The implementation of the union search is different, and the data will also be subtly different. When inserting an efficient union search, it will recursively point the value of the element to the root boss as much as possible, so that the calculation of the search and judgment will be faster, but even if it does not point to the root Boss, you can also find the root boss recursively.

bloom filter

Bloom Filter is just a filter, which can eliminate the missing data much faster than other algorithms, but the unexcluded data may not actually exist, so further query is required.

How does a Bloom filter do this?
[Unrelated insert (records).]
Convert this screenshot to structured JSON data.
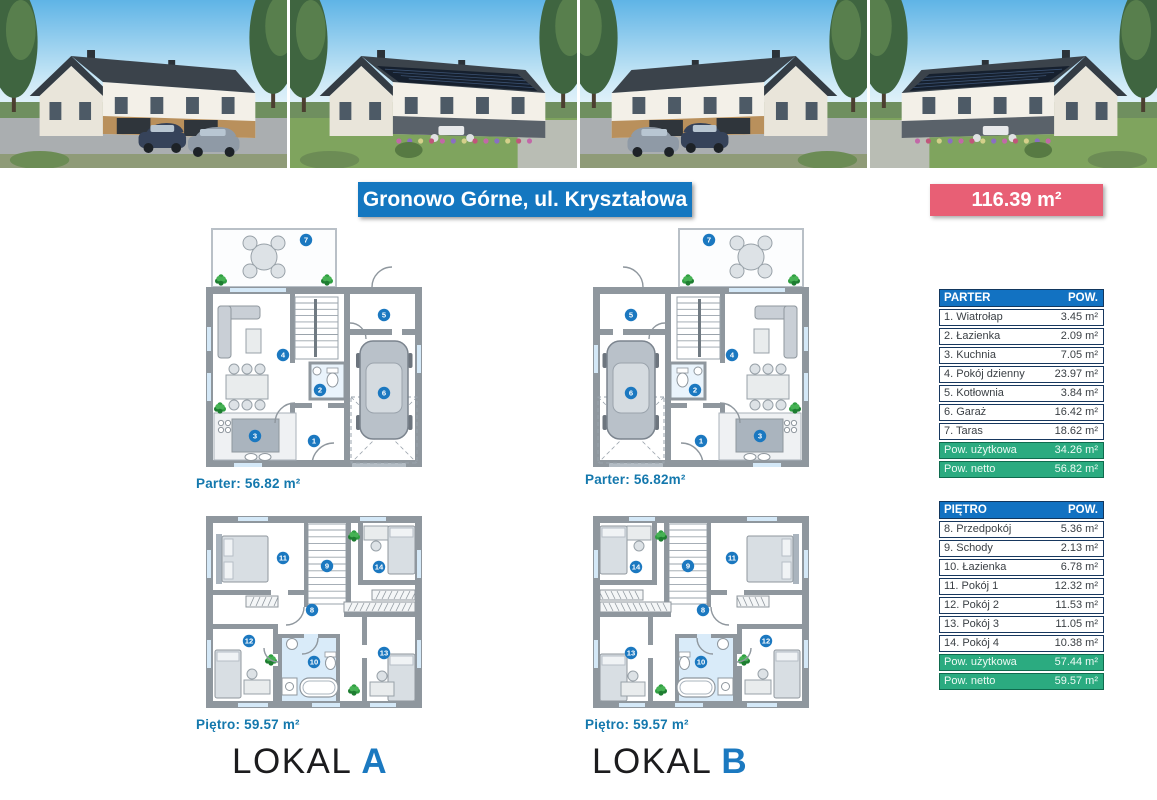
{
  "header": {
    "location_banner": "Gronowo Górne, ul. Kryształowa",
    "total_area": "116.39 m²"
  },
  "photos": [
    {
      "name": "street-view-photo-1"
    },
    {
      "name": "garden-view-photo-1"
    },
    {
      "name": "street-view-photo-2"
    },
    {
      "name": "garden-view-photo-2"
    }
  ],
  "units": [
    {
      "lokal_word": "LOKAL",
      "letter": "A",
      "parter_area_label": "Parter: 56.82 m²",
      "pietro_area_label": "Piętro: 59.57 m²"
    },
    {
      "lokal_word": "LOKAL",
      "letter": "B",
      "parter_area_label": "Parter: 56.82m²",
      "pietro_area_label": "Piętro: 59.57 m²"
    }
  ],
  "plans": {
    "parter_rooms": [
      "1",
      "2",
      "3",
      "4",
      "5",
      "6",
      "7"
    ],
    "pietro_rooms": [
      "8",
      "9",
      "10",
      "11",
      "12",
      "13",
      "14"
    ]
  },
  "tables": [
    {
      "title": "PARTER",
      "area_col": "POW.",
      "rows": [
        [
          "1. Wiatrołap",
          "3.45 m²"
        ],
        [
          "2. Łazienka",
          "2.09 m²"
        ],
        [
          "3. Kuchnia",
          "7.05 m²"
        ],
        [
          "4. Pokój dzienny",
          "23.97 m²"
        ],
        [
          "5. Kotłownia",
          "3.84 m²"
        ],
        [
          "6. Garaż",
          "16.42 m²"
        ],
        [
          "7. Taras",
          "18.62 m²"
        ]
      ],
      "totals": [
        [
          "Pow. użytkowa",
          "34.26 m²"
        ],
        [
          "Pow. netto",
          "56.82 m²"
        ]
      ]
    },
    {
      "title": "PIĘTRO",
      "area_col": "POW.",
      "rows": [
        [
          "8. Przedpokój",
          "5.36 m²"
        ],
        [
          "9. Schody",
          "2.13 m²"
        ],
        [
          "10. Łazienka",
          "6.78 m²"
        ],
        [
          "11. Pokój 1",
          "12.32 m²"
        ],
        [
          "12. Pokój 2",
          "11.53 m²"
        ],
        [
          "13. Pokój 3",
          "11.05 m²"
        ],
        [
          "14. Pokój 4",
          "10.38 m²"
        ]
      ],
      "totals": [
        [
          "Pow. użytkowa",
          "57.44 m²"
        ],
        [
          "Pow. netto",
          "59.57 m²"
        ]
      ]
    }
  ],
  "colors": {
    "banner_blue": "#1477c0",
    "badge_pink": "#e85f75",
    "table_header_blue": "#1272c2",
    "total_green": "#2bab80",
    "plan_badge_blue": "#1b78c0",
    "label_teal": "#1478ad",
    "lokal_letter_blue": "#1b79c0"
  }
}
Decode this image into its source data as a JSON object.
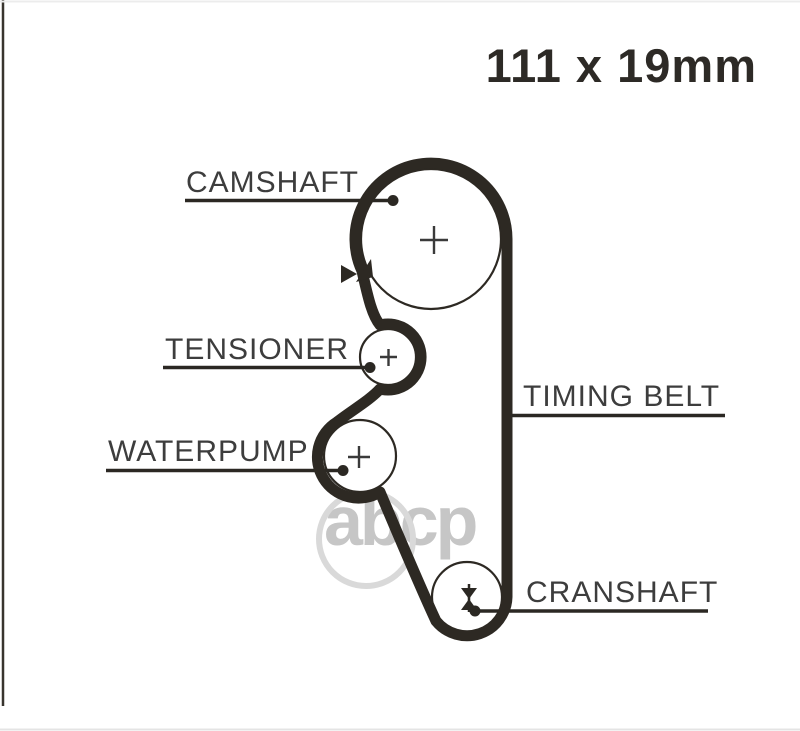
{
  "size_label": "111 x 19mm",
  "labels": {
    "camshaft": "CAMSHAFT",
    "tensioner": "TENSIONER",
    "waterpump": "WATERPUMP",
    "timing_belt": "TIMING BELT",
    "crankshaft": "CRANSHAFT"
  },
  "watermark": {
    "text": "abcp"
  },
  "colors": {
    "background": "#ffffff",
    "belt_line": "#2d2923",
    "leader_line": "#2b2823",
    "label_text": "#3d3d3d",
    "title_text": "#2d2a26",
    "watermark_gray": "#c6c6c6"
  }
}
It is through binary judgment.

As shown in the figure above, we first store the two data of a and b, convert them into binary, and change the corresponding position to 1, then when we query a or b again, because the mapping relationship is the same, the result is definitely exist.

But when querying c, one item is found to be 0, indicating that c must not exist; but when querying d, both of them are found to be 1, but actually d does not exist, which is the reason for the error.
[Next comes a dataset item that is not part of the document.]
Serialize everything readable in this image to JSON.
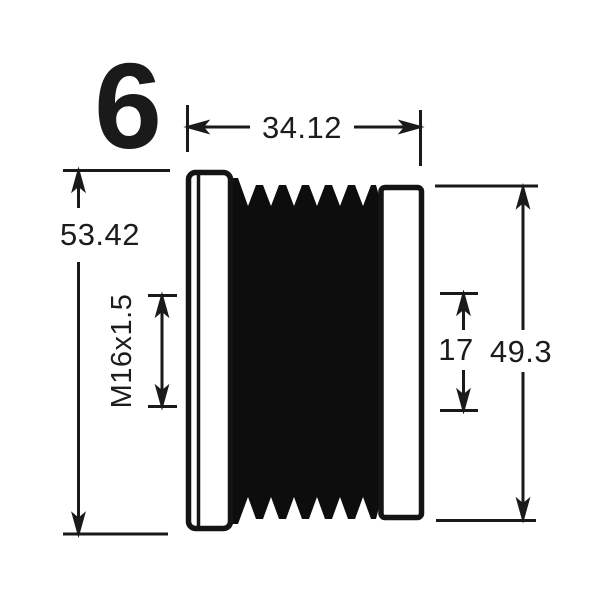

Bloom filters are widely used in Bitcoin and distributed systems. For example, if Bitcoin inquires whether the transaction is on a certain node, first use the Bloom filter to block it to quickly skip unnecessary searches, while distributed systems Calculations such as Map Reduce also quickly filter out calculations that are not at a certain node through the Bloom filter.

Summarize

Finally, the average and worst time complexity diagrams of each data structure "access, query, insert, delete" are given:

This picture comes from bigocheatsheet , you can also click on the link to visit directly.

After learning these basic data structures, I hope you can master them and be good at combining these data structures to solve practical problems. At the same time, you must also realize that no data structure is omnipotent, otherwise there will not be so many data structures to learn. Just use a universal data structure.
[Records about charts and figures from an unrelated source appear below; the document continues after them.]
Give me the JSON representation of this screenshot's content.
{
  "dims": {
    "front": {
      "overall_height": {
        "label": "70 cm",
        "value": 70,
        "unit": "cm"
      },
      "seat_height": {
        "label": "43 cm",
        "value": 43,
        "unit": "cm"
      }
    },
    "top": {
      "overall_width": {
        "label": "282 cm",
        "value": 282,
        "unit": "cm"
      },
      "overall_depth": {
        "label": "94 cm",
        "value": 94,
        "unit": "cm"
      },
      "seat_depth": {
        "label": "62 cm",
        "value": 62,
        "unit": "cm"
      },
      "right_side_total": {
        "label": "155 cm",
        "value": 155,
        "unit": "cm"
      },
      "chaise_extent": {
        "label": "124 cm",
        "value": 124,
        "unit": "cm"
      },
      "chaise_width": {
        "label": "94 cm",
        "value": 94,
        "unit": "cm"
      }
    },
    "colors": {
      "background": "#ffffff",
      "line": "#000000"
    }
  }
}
For the combination of data structures, I give two examples:

The first example is how to query the maximum or minimum value of a stack in O(1) average time complexity. At this time, one stack is not enough, and another stack B is needed to assist. When a larger or smaller value is encountered, it is pushed into stack B, so that the first number of stack B is the largest or smallest value in the current stack, and the query efficiency It is O(1), and it needs to be updated only when it is popped, so the overall average time complexity is O(1).

The second example is how to improve the search efficiency of the linked list. You can use the hash table to quickly locate the position of any value in the linked list through the combination of the hash table and the linked list, and use the hash table to quickly locate the position of the linked list, and you can double the space. The time complexity of insertion, deletion, and query is O(1) in exchange for sacrifice. Although the hash table can achieve this time complexity, the hash table is unordered; although the HashTree is ordered, the time complexity is O(logn), so only by combining HashMap and linked list can order and The time complexity is better, but the space complexity is sacrificed.

Including the Bloom filter mentioned at the end is not used alone, it is just a firewall, which blocks some illegal data with extremely high efficiency, but what is not blocked is not necessarily legal, and further inquiries are required.

Therefore, I hope you can understand the characteristics, limitations, and combined usage of each data structure. I believe that you can flexibly use different data structures in actual scenarios to achieve the optimal solution for the current business scenario.